Semarang

33 4 0
                                    

Ghea

Malam yang cukup ramai di alun alun kota semarang, angin lembut nyaris menusuk tulangku, membuatku merapatkan cardigan ketubuhku dan segera menerima segelas wedang ronde yang tadi aku pesan. Biasanya aku selalu suka wedang ronde, dulu waktu masih kecil ayah sering mengajakku ke alun alun hanya untuk sekedar minum wedang ronde, tapi malam ini membuka mulut pun aku enggan, hari ini adalah pertama kalinya aku menginjakkan kaki lagi ke alun alun ini sejak pertama kali aku mengadu nasib ke kota metropolitan itu, kota yang memahatku menjadi pribadi individualis dan jarang tersenyum, sudah 4 tahun berlalu.

“Besok aku balik ke Jakarta ya sayang”
Suara berat itu membuyarkan lamunanku, membuatku melempar pandangan pada laki laki di hadapanku yang bulan lalu selingkuh dengan perempuan lain.

“Aku nggak bisa ninggalin kantor lama lama, abisin itu rondenya terus kita pulang kerumah kamu, aku mau pamit sekalian. Malem ini aku tidur di hotel aja, besok flight pagi” jelasnya tanpa kuminta.

“kenapa?”

“Apanya?”

“Kenapa ambil flight pagi?”

“ya soalnya biar bisa langsung ke ka-“

“Kenapa nggak sekarang aja?”

“Hm?”

“Kenapa harus ikut ke sini?” kataku tegas dengan runtutan pertanyaan. Jujur aku sebenarnya nyaris muak dengan hubungan ini, tapi sesuatu di dalam diriku enggan melepaskan laki laki yang sembilan bulan terakhir mengisi hari hariku.

Kepercayaanku sudah terluka, dan aku nggak bisa berjanji untuk menjadikannya ada lagi.

“Ghe, mau sampe kapan kamu kaya gini? Kamu sendiri yang bilang nggak mau putus. Kalo kamu kaya gini terus ya aku juga cape”

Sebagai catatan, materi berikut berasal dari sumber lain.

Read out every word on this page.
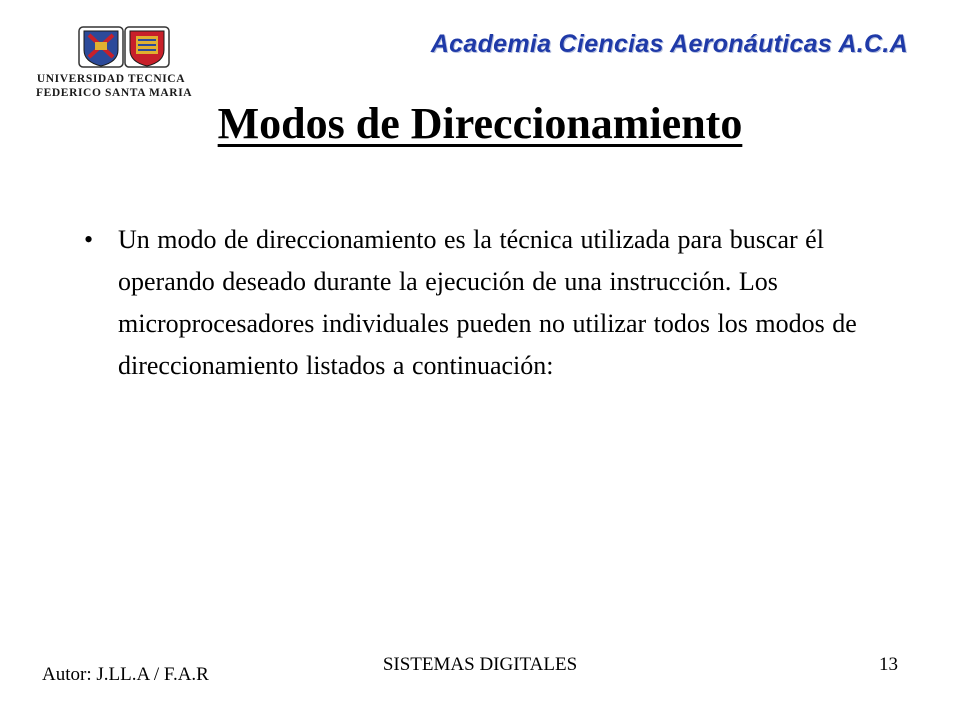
UNIVERSIDAD TECNICA
FEDERICO SANTA MARIA
Academia Ciencias Aeronáuticas A.C.A
Modos de Direccionamiento
• Un modo de direccionamiento es la técnica utilizada para buscar él operando deseado durante la ejecución de una instrucción. Los microprocesadores individuales pueden no utilizar todos los modos de direccionamiento listados a continuación:
Autor: J.LL.A / F.A.R	SISTEMAS DIGITALES	13
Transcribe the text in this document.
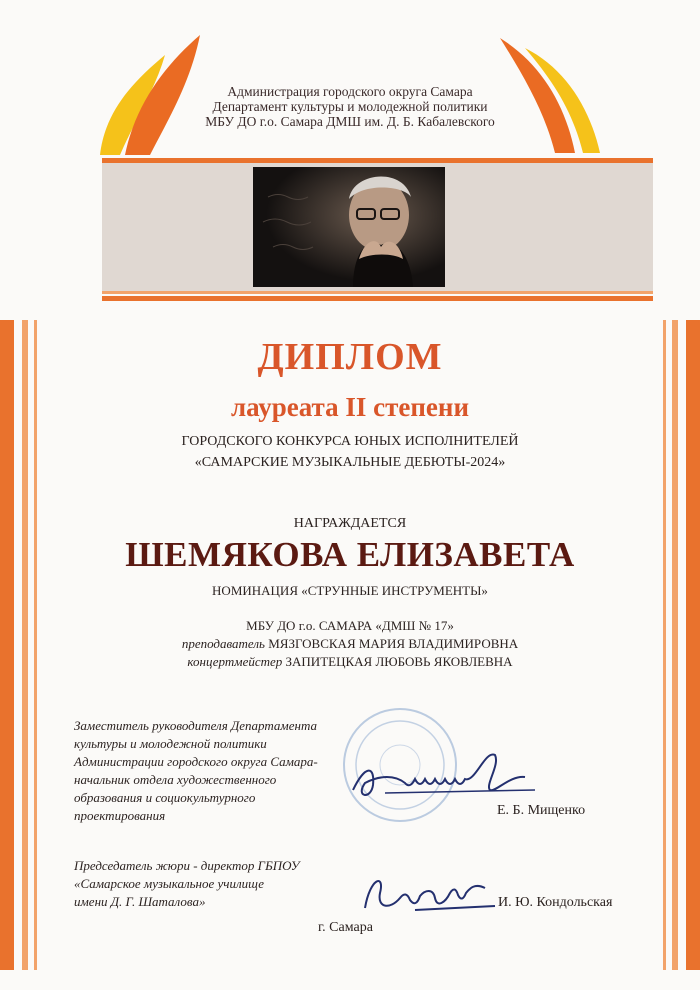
Администрация городского округа Самара
Департамент культуры и молодежной политики
МБУ ДО г.о. Самара ДМШ им. Д. Б. Кабалевского
ДИПЛОМ
лауреата II степени
ГОРОДСКОГО КОНКУРСА ЮНЫХ ИСПОЛНИТЕЛЕЙ
«САМАРСКИЕ МУЗЫКАЛЬНЫЕ ДЕБЮТЫ-2024»
НАГРАЖДАЕТСЯ
ШЕМЯКОВА ЕЛИЗАВЕТА
НОМИНАЦИЯ «СТРУННЫЕ ИНСТРУМЕНТЫ»
МБУ ДО г.о. САМАРА «ДМШ № 17»
преподаватель МЯЗГОВСКАЯ МАРИЯ ВЛАДИМИРОВНА
концертмейстер ЗАПИТЕЦКАЯ ЛЮБОВЬ ЯКОВЛЕВНА
Заместитель руководителя Департамента
культуры и молодежной политики
Администрации городского округа Самара-
начальник отдела художественного
образования и социокультурного
проектирования	Е. Б. Мищенко
Председатель жюри - директор ГБПОУ
«Самарское музыкальное училище
имени Д. Г. Шаталова»	И. Ю. Кондольская
г. Самара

“Kaya gini apasih” elakku membuang muka menembus kerumunan orang orang yang sedang tertawa, seolah olah hanya aku di kota ini yang tengah dipeluk awan mendung.

“you don’t trust me anymore, don’t you?”

“Aku percaya, aku bilang aku percaya sama kamu! Berapa kali harus diulang?” bohong. Lagi lagi aku membohongi diriku sendiri.

“Ya kaya gini apa kalo nggak percaya? Udah sebulan kamu kaya gini aku masih tahan, tapi kalo terus terusan?”

“Apa? kamu pikir aku nggak tahu kamu masih hubungan sama cewe aneh itu? masih keeping contact kamu pikir aku nggak tahu? Kalo aku nyuruh kamu milih, kamu juga nggak bisa kan?” air dipelupuk mataku sudah menggenang, fakta mencekik yang setiap hari harus kutelan, laki laki dihadapanku ini seperti sudah tak punya asa untuk memperjuangkanku. Aku sudah tidak peduli, seluruh dunia tahu kalo aku cengeng, nggak ada yang perlu ditutupi.

“kalo kamu tahu kenapa kamu masih mau sama aku?” tembaknya tepat mengenai ulu hati. Otakku kembali berputar mencari jawaban yang tidak ada.

Nggak tahu, aku juga nggak tahu. Kalo aku bilang karena aku masih sayang, nggak. Karena aku sayang banget sama dia, apa itu cukup buat bikin dia milih aku?
“Yuadahlah, aku balik aja sekarang, jangan lama lama di Semarang. Sampe ketemu di Jakarta ya sayang. Pamitin ke ayah sama bunda kamu, maaf aku nggak pamit langsung, aku malu bikin anak gadisnya nangis terus” jari jari kasarnya menyentuh kulit wajahku untuk sekedar mengusap air mata yang sempat berlinang, kemudian ia berlalu. Hilang ditelan keramaian.











Jeff

“Kalian abis ini langsung ke hotel aja siap siap nanti abis dzuhur kita baru ke lokasi, eh Dilan mana?” human checking dari Wisnu adalah sambutan –nggak hangat- buat kita ketika baru aja menginjakkan kaki di ibu kota Jawa Tengah ini.